Si fuese posible la analogía entre el boxeo y el fútbol, Nicolino Locche podría ser considerado el más futbolista de los boxeadores.

Convengamos, no el prototipo del rústico dispuesto a dar patadas, sino el diez, el enganche de un equipo.

El Intocable podría ser el nexo, el eslabón perdido entre los atletas que se paran de manos y los que usan los pies para hacer girar la pelota.

Porque Locche jugaba en el ring. Cada amague, su juego de piernas y cintura, es comparable a la habilidad y destreza del diez futbolero y conductor espiritual de un equipo.

¿De un Maradona?
¿Un Bochini?
¿Beto Alonso?
¿Rojitas?
¿Toti Veglio?
¿Babington?
¿Willington?
¿Monárdez?
¿Carlovich?
¿Román?
¿El Pipi Romagnoli?

Agréguele a esa lista su ídolo de cabecera, que no se va a equivocar.

Nicolino, aquel tunuyanino de pícara adolescencia lasherina tenía el talento del diez, de que sabe esconder el balón y obviar con elegancia y pelota dominada, el arrebato de un enceguecido rival.

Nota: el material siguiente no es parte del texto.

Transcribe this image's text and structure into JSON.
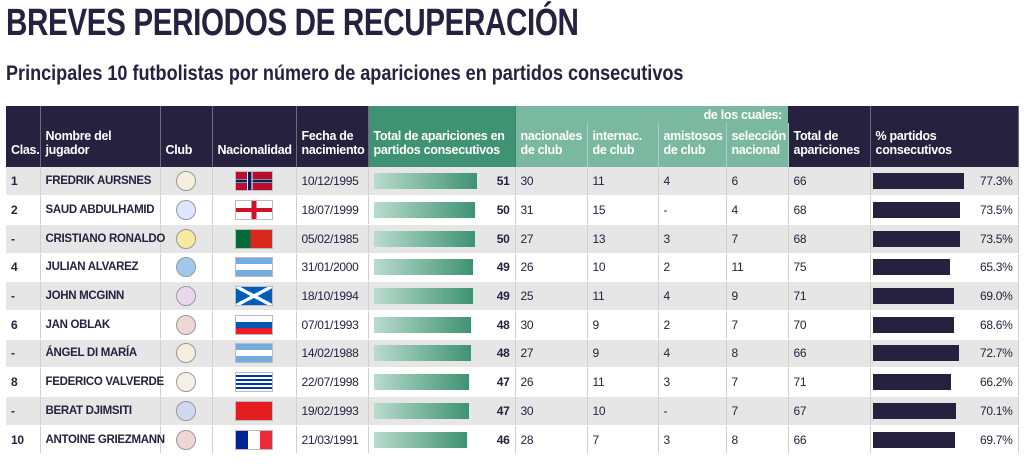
{
  "title": "BREVES PERIODOS DE RECUPERACIÓN",
  "subtitle": "Principales 10 futbolistas por número de apariciones en partidos consecutivos",
  "colors": {
    "dark": "#25213f",
    "green": "#3f9272",
    "light_green": "#7ab8a0"
  },
  "headers": {
    "rank": "Clas.",
    "name": "Nombre del jugador",
    "club": "Club",
    "nationality": "Nacionalidad",
    "birth": "Fecha de nacimiento",
    "consecutive": "Total de apariciones en partidos consecutivos",
    "of_which": "de los cuales:",
    "domestic": "nacionales de club",
    "international": "internac. de club",
    "friendly": "amistosos de club",
    "national": "selección nacional",
    "total": "Total de apariciones",
    "pct": "% partidos consecutivos"
  },
  "rows": [
    {
      "rank": "1",
      "name": "FREDRIK AURSNES",
      "club": "benfica-crest",
      "flag": "norway",
      "birth": "10/12/1995",
      "consecutive": 51,
      "domestic": "30",
      "international": "11",
      "friendly": "4",
      "national": "6",
      "total": "66",
      "pct": 77.3,
      "pct_label": "77.3%"
    },
    {
      "rank": "2",
      "name": "SAUD ABDULHAMID",
      "club": "al-hilal-crest",
      "flag": "england",
      "birth": "18/07/1999",
      "consecutive": 50,
      "domestic": "31",
      "international": "15",
      "friendly": "-",
      "national": "4",
      "total": "68",
      "pct": 73.5,
      "pct_label": "73.5%"
    },
    {
      "rank": "-",
      "name": "CRISTIANO RONALDO",
      "club": "al-nassr-crest",
      "flag": "portugal",
      "birth": "05/02/1985",
      "consecutive": 50,
      "domestic": "27",
      "international": "13",
      "friendly": "3",
      "national": "7",
      "total": "68",
      "pct": 73.5,
      "pct_label": "73.5%"
    },
    {
      "rank": "4",
      "name": "JULIAN ALVAREZ",
      "club": "man-city-crest",
      "flag": "argentina",
      "birth": "31/01/2000",
      "consecutive": 49,
      "domestic": "26",
      "international": "10",
      "friendly": "2",
      "national": "11",
      "total": "75",
      "pct": 65.3,
      "pct_label": "65.3%"
    },
    {
      "rank": "-",
      "name": "JOHN MCGINN",
      "club": "aston-villa-crest",
      "flag": "scotland",
      "birth": "18/10/1994",
      "consecutive": 49,
      "domestic": "25",
      "international": "11",
      "friendly": "4",
      "national": "9",
      "total": "71",
      "pct": 69.0,
      "pct_label": "69.0%"
    },
    {
      "rank": "6",
      "name": "JAN OBLAK",
      "club": "atletico-crest",
      "flag": "slovenia",
      "birth": "07/01/1993",
      "consecutive": 48,
      "domestic": "30",
      "international": "9",
      "friendly": "2",
      "national": "7",
      "total": "70",
      "pct": 68.6,
      "pct_label": "68.6%"
    },
    {
      "rank": "-",
      "name": "ÁNGEL DI MARÍA",
      "club": "benfica-crest",
      "flag": "argentina",
      "birth": "14/02/1988",
      "consecutive": 48,
      "domestic": "27",
      "international": "9",
      "friendly": "4",
      "national": "8",
      "total": "66",
      "pct": 72.7,
      "pct_label": "72.7%"
    },
    {
      "rank": "8",
      "name": "FEDERICO VALVERDE",
      "club": "real-madrid-crest",
      "flag": "uruguay",
      "birth": "22/07/1998",
      "consecutive": 47,
      "domestic": "26",
      "international": "11",
      "friendly": "3",
      "national": "7",
      "total": "71",
      "pct": 66.2,
      "pct_label": "66.2%"
    },
    {
      "rank": "-",
      "name": "BERAT DJIMSITI",
      "club": "atalanta-crest",
      "flag": "albania",
      "birth": "19/02/1993",
      "consecutive": 47,
      "domestic": "30",
      "international": "10",
      "friendly": "-",
      "national": "7",
      "total": "67",
      "pct": 70.1,
      "pct_label": "70.1%"
    },
    {
      "rank": "10",
      "name": "ANTOINE GRIEZMANN",
      "club": "atletico-crest",
      "flag": "france",
      "birth": "21/03/1991",
      "consecutive": 46,
      "domestic": "28",
      "international": "7",
      "friendly": "3",
      "national": "8",
      "total": "66",
      "pct": 69.7,
      "pct_label": "69.7%"
    }
  ]
}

La diferencia es que en vez de disponer de un balón en sus pies, Locche le ponía el cuero propio a un juego con mayores riesgos. Pero el talento, el ingenio, era el mismo.

Por ello en noches de Luna llena, Nicolino destellaba idolatría. Mientras Monzón motorizaba sensaciones desde su porte de macho de películas y Ringo Bonavena se anticipaba a la era del marketing promocionando sus peleas casi tanto como su carrera de cantante del Pío Pío junto a los legendarios uruguayos Los Shakers, Locche (casi un contemporáneo de ambos) era la contracara.

Si otros conmovían por los mazazos profundos de alguna zurda destructora (como Galíndez) Locche divertía por su oportuno juego de su cintura y el histrionismo propio de un Buster Keaton en technicolor.

A no confundirse. No se trata de desacreditar estilos ni el instinto de supervivencia del boxeo, pero con Nicolino hasta los más detractores podían aflojarse en su silla un sábado por la noche, encenderse un Fontanares con un wiskilin en la mano y enfrentarse a la Divina TV führer para entender que este deporte también hay espacio para la astucia e inteligencia de un tipo para zafar de los mamporros y habilidad para cachetear al de enfrente ante el primer descuido.

¿Puede el boxeo ser divertido? Con Locche era posible.

¿Puede asemejarse a un arte? Sí con Locche.

¿Podía ser el boxeo el plan de diversión de toda una familia, divertir a la mamá y a la abuelita? Claro que sí, con Locche obviamente.

Por eso Nicolino era un boxeador que jugaba. Casi un número diez de fútbol.

Suele decirse que los boxeadores como él, los wines y los cantantes de tangos son paradigmas en extinción. Pero todo es verso. Todo está por verse.

La historia no murió, por más que alguien procedió a declamar la muerte de las ideologías. Casi tanto como que el arte no puede morir mientras existan los artistas.